Seems to me that Walters also misreads Luther's comments on Meister Eckhardt, the German desert theologian of the late middle ages. Walters may have some grounds in Eckhardt when he tells us: "The whole point of going to the desert is to meet God firsthand." Or when he urges us to seek "firsthand encounters with the living God." Yet Luther's question here is: on what grounds do you assume that such "firsthand" encounters with God are good news? Surely not for sinners. That's a constant theme in Luther. He found it constant throughout the scriptures. "It is a dreadful thing to fall into the hands--see the face--of the living God."
To claim Luther as support for finding God in the desert? Hardly. Luther called such "firsthand" encounters with God "deus absconditus" [God-hidden] events. What's hidden in all such firsthand encounters is God's mercy. Thus already at Sinai Israel's terror is their rightful response to their own firsthand encounter with God--in the desert. But here again it's the Christ-quotient that Walters doesn't use--and worse still, doesn't need--to make his recommendations. Maybe he doesn't even know the need for it. To wit, that apart from the heat-shield supplied by Christ the mediator, any firsthand encounter with the living God turns sinners into cinders. God as blazing fire is not a mercy metaphor.
And then those several paragraphs in the article about the human self--"false self, everyday self, old self, and how to find one's true self." The entire transaction is Christ-less. The desert does it all.

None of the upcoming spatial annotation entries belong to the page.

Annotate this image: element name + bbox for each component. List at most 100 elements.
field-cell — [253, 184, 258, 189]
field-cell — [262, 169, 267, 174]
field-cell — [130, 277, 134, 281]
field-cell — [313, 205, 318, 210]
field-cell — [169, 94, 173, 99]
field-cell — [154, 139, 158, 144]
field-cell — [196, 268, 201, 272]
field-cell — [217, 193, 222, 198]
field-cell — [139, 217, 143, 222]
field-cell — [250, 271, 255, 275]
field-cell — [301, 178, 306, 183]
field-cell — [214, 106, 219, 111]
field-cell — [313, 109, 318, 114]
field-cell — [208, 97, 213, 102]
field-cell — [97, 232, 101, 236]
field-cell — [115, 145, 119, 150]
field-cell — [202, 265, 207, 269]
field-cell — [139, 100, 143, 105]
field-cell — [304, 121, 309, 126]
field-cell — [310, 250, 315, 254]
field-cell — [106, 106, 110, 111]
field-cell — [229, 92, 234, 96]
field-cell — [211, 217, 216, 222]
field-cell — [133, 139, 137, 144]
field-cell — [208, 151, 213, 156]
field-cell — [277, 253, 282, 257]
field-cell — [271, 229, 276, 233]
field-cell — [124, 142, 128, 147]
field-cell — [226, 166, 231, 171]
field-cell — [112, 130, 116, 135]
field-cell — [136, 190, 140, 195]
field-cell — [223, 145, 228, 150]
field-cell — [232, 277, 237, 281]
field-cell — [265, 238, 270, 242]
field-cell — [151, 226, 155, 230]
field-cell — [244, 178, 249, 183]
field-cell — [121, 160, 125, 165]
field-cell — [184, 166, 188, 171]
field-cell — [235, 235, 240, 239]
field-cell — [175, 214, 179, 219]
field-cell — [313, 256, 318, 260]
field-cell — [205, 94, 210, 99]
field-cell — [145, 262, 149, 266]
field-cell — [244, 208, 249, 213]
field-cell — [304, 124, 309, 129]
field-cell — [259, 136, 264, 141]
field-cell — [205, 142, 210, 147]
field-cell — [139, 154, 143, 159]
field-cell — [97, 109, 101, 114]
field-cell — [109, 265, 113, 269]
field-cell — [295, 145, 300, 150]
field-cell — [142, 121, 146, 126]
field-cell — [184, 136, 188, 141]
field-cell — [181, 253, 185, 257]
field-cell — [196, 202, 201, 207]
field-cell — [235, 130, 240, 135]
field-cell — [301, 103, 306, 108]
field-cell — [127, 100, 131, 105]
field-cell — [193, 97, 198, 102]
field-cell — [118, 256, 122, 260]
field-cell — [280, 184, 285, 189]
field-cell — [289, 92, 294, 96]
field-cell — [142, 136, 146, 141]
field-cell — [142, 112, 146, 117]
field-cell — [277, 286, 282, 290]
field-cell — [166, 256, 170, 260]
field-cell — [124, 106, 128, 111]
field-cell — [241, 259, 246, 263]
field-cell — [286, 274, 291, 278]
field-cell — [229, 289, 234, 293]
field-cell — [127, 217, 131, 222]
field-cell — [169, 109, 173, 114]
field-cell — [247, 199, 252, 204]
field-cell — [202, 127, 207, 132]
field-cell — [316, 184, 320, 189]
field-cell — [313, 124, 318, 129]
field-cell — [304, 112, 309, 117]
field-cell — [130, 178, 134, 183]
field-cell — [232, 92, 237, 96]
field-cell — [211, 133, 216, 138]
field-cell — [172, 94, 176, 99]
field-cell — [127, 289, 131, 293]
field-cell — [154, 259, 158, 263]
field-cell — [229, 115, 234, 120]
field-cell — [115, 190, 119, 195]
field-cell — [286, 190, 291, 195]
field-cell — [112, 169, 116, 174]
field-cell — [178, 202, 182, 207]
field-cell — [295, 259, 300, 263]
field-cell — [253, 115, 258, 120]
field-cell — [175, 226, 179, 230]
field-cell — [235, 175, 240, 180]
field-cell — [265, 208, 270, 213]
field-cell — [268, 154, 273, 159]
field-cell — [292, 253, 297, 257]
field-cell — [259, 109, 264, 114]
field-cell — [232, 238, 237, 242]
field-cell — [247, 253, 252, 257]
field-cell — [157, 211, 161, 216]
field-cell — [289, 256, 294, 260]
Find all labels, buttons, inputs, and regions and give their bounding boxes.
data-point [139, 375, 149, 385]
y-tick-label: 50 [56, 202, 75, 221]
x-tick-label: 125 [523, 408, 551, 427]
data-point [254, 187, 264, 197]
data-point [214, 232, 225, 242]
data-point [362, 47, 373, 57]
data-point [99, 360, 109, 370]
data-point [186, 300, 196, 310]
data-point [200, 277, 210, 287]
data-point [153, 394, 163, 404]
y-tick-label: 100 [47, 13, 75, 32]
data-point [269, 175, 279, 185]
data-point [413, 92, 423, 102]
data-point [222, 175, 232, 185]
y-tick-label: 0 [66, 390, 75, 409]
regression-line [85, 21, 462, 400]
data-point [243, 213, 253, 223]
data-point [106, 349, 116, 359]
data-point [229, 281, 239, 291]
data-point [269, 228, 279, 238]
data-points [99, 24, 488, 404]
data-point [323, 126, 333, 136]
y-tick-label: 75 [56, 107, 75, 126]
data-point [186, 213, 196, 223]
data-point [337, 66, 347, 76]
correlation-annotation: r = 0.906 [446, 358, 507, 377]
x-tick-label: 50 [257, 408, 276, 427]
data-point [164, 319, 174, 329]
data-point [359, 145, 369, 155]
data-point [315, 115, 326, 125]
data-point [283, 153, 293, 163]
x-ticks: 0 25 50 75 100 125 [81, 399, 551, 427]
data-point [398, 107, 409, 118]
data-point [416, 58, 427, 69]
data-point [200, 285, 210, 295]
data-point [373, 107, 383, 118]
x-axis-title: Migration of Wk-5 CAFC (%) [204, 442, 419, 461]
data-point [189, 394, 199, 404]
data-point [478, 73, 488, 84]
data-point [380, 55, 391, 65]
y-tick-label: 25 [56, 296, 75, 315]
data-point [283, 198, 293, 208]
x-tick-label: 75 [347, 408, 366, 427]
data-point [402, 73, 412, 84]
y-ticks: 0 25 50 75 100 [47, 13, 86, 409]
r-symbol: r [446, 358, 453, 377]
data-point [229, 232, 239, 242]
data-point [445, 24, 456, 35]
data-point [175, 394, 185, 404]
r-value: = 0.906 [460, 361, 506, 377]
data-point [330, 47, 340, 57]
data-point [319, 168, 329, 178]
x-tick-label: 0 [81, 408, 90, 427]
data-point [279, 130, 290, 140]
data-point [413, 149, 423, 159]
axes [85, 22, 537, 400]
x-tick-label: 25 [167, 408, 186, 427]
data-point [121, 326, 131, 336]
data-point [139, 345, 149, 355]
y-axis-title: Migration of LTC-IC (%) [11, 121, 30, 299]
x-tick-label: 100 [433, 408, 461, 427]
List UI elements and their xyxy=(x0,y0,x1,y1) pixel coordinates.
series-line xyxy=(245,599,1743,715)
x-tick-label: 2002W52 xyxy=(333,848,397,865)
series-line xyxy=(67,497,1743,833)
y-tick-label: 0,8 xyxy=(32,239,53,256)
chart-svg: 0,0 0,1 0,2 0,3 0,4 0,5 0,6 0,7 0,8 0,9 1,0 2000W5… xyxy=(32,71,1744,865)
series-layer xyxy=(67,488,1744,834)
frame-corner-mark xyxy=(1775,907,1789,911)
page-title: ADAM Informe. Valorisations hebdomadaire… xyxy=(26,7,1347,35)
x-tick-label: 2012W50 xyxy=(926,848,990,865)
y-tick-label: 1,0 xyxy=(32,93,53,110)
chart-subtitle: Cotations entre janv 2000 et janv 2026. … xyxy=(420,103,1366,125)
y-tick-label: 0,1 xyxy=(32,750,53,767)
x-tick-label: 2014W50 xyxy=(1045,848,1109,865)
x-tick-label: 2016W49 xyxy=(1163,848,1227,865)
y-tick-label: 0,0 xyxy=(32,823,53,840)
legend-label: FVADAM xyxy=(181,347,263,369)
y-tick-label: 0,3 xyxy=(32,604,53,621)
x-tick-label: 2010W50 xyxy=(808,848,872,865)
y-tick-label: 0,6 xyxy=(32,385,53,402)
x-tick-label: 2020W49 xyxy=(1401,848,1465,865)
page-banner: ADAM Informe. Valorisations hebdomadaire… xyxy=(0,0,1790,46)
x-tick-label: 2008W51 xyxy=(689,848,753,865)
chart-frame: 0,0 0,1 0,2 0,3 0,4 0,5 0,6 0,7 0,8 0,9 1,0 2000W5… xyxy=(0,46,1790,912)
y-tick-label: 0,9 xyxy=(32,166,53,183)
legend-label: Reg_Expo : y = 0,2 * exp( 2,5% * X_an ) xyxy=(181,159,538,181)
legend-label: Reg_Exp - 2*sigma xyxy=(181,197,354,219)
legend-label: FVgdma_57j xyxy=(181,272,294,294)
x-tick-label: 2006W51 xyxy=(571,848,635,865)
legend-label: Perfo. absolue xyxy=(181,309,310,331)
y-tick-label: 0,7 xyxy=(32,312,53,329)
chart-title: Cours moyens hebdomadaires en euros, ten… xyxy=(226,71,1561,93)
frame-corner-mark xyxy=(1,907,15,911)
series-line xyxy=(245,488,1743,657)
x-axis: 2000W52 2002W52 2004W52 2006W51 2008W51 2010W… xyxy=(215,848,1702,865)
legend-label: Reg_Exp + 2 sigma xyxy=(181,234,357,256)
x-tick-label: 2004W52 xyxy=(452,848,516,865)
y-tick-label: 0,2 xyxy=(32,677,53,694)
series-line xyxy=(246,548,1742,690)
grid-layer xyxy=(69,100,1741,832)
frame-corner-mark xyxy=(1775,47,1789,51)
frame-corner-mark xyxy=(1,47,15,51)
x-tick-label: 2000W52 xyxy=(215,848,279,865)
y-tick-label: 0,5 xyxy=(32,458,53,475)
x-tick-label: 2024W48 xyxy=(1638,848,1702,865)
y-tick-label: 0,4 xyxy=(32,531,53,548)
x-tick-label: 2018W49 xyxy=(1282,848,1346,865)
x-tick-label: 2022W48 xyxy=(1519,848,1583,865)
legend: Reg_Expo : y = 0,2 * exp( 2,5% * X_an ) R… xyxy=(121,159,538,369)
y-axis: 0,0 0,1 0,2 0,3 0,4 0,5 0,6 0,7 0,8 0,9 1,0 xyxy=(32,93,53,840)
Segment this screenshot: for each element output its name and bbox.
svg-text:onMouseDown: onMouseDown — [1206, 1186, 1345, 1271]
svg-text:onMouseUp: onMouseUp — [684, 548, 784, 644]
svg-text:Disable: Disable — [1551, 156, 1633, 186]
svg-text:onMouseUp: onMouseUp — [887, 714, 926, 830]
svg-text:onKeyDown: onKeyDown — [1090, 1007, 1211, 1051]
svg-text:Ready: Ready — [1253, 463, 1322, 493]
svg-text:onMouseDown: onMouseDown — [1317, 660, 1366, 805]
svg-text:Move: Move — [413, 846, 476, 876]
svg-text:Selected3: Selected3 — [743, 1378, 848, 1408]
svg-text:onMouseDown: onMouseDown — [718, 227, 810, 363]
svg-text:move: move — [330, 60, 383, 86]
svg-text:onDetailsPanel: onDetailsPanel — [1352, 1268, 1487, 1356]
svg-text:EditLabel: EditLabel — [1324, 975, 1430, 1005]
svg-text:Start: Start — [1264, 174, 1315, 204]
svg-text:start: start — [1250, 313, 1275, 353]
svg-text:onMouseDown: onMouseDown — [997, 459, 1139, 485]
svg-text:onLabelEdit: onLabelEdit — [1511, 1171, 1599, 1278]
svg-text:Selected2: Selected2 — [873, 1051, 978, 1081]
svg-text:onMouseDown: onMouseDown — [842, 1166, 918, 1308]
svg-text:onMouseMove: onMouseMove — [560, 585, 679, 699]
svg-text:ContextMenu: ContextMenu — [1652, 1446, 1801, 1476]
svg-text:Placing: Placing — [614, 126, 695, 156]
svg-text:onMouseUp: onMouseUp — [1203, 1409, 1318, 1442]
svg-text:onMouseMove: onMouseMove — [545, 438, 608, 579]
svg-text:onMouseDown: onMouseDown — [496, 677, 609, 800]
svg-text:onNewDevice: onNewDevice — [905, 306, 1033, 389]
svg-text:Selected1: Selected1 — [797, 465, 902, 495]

This desert theology, all six pages of it, is bad news, not good news. It's frightfully close to Niebuhr's old adage about a certain sort of Protestant theology where "a God without wrath, saves humankind without sin, through a Christ without a cross." That's surely not the Christic Good News you want to commend to us readers for our Lenten discipline.
Even so, Peace & Joy!
Ed
An alternative to desert theology for today's multi-dimension madness of our over-stuffed agendas that chews us up.
Our parallel, with lives stuffed wall-to-wall, is its own form of tempting God. Tempting God to catch us as day-in day-out we jump off the pinnacles of our olympic agendas, challenging him to prevent us from going splat! on the pavement below. Eventually we will splatter, since given Gods' design for human fueling, we can't run on empty forever.